Fearful that New Orleans would run out of ventilators by early April as the number of COVID-19 patients rose by the hundreds, even thousands, per day, Louisiana officials set out to get every device they could find. At the time, that meant securing an additional 14,000.
Within days of President Donald Trump's urging states to get their own supplies because it would "be faster if they can get them directly," Louisiana sought only a fraction of them from the federal government and turned to private companies for the rest, having little confidence one supplier would give the state all it needed.
"If I knew for a fact that I could get all that I wanted from one vendor, I wouldn't be ordering from another," Gov. John Bel Edwards said March 31.
Louisiana set out to buy 9,000 from the private sector, where each device can cost tens of thousands of dollars.

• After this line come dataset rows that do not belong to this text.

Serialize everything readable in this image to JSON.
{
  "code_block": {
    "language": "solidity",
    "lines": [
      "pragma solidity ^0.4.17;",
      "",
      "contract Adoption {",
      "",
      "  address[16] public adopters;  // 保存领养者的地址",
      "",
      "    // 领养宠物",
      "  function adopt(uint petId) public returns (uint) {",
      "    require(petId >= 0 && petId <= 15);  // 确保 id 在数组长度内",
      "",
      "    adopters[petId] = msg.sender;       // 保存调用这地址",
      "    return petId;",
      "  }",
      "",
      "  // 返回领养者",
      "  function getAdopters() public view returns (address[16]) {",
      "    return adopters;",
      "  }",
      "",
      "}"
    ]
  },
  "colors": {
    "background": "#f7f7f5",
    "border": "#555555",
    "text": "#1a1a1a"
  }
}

"Medtronic Ventilators _ $88,000,000 for 2,000 ($43,500 a piece)!" Christina Dayries, a senior state official for homeland security and emergency preparedness, wrote March 27 to two colleagues about one type of high-acuity ventilator from medical device behemoth Medtronic, according to emails between Louisiana and Federal Emergency Management Agency officials on the state's pandemic response that KHN obtained through a public records request. The total order for the ventilators and related accessories amounted to $88.2 million.
The ventilator price is 23% higher than the $35,383 average price Medtronic was offering for the same model last year, according to market analysis from ECRI Institute, a nonprofit research firm.
Laws prohibit price gouging on precious resources during times of emergency _ such as gas prices during an oil shortage or water during a drought. But no such rules or laws applied as states like Louisiana _ which got an $88.2 million quote while bracing for a deadly pandemic _ scrambled to find essential medical equipment according to the laws of supply and demand.
One state health official said they didn't think there was "egregious price gouging" from manufacturers, but officials nonetheless had little choice but to pay what was asked. Louisiana also overshot orders out of fear that ventilators wouldn't arrive or that they would be sent elsewhere to a higher bidder.
Louisiana's hunt for thousands of ventilators underscores the crisis triggered by the federal government's lack of a coordinated response to the pandemic. It speaks to the "every man for himself" mentality promoted by the White House.
As Jared Kushner, Trump's son-in-law and a senior adviser, said in a daily press briefing April 3: "The notion of the federal stockpile was, it's supposed to be our stockpile. It's not supposed to be states' stockpiles that they then use."
Officials from other states, including Washington, Michigan and Minnesota, said in interviews that they have also ordered millions of dollars' worth of ventilators from private companies even as the Trump administration snapped up thousands of its own to replenish the Strategic National Stockpile.
Against that backdrop, Dr. Rebekah Gee, CEO of Louisiana State University's Health Care Services Division and the state's former health secretary, said she spent weeks "chasing every rabbit hole" to secure ventilators at the peak of Louisiana's outbreak.
"The most important thing in a disaster is clear communication," she said.
"We found ourselves competing against not only other states but hospital systems and even the federal government," said Dr. Joseph Kanter, an emergency physician and assistant state health officer for the Louisiana Department of Health.
"The private sector can be a dizzying place," he added. "When it's life and death, there needs to be some measure of additional coordination."
In a statement, Medtronic said the Louisiana price was given before the company in April moved to single, flat prices under which every U.S. customer pays the same cost for a particular ventilator model and configuration. The company would not provide the figure, but said the prices are lower than before the pandemic.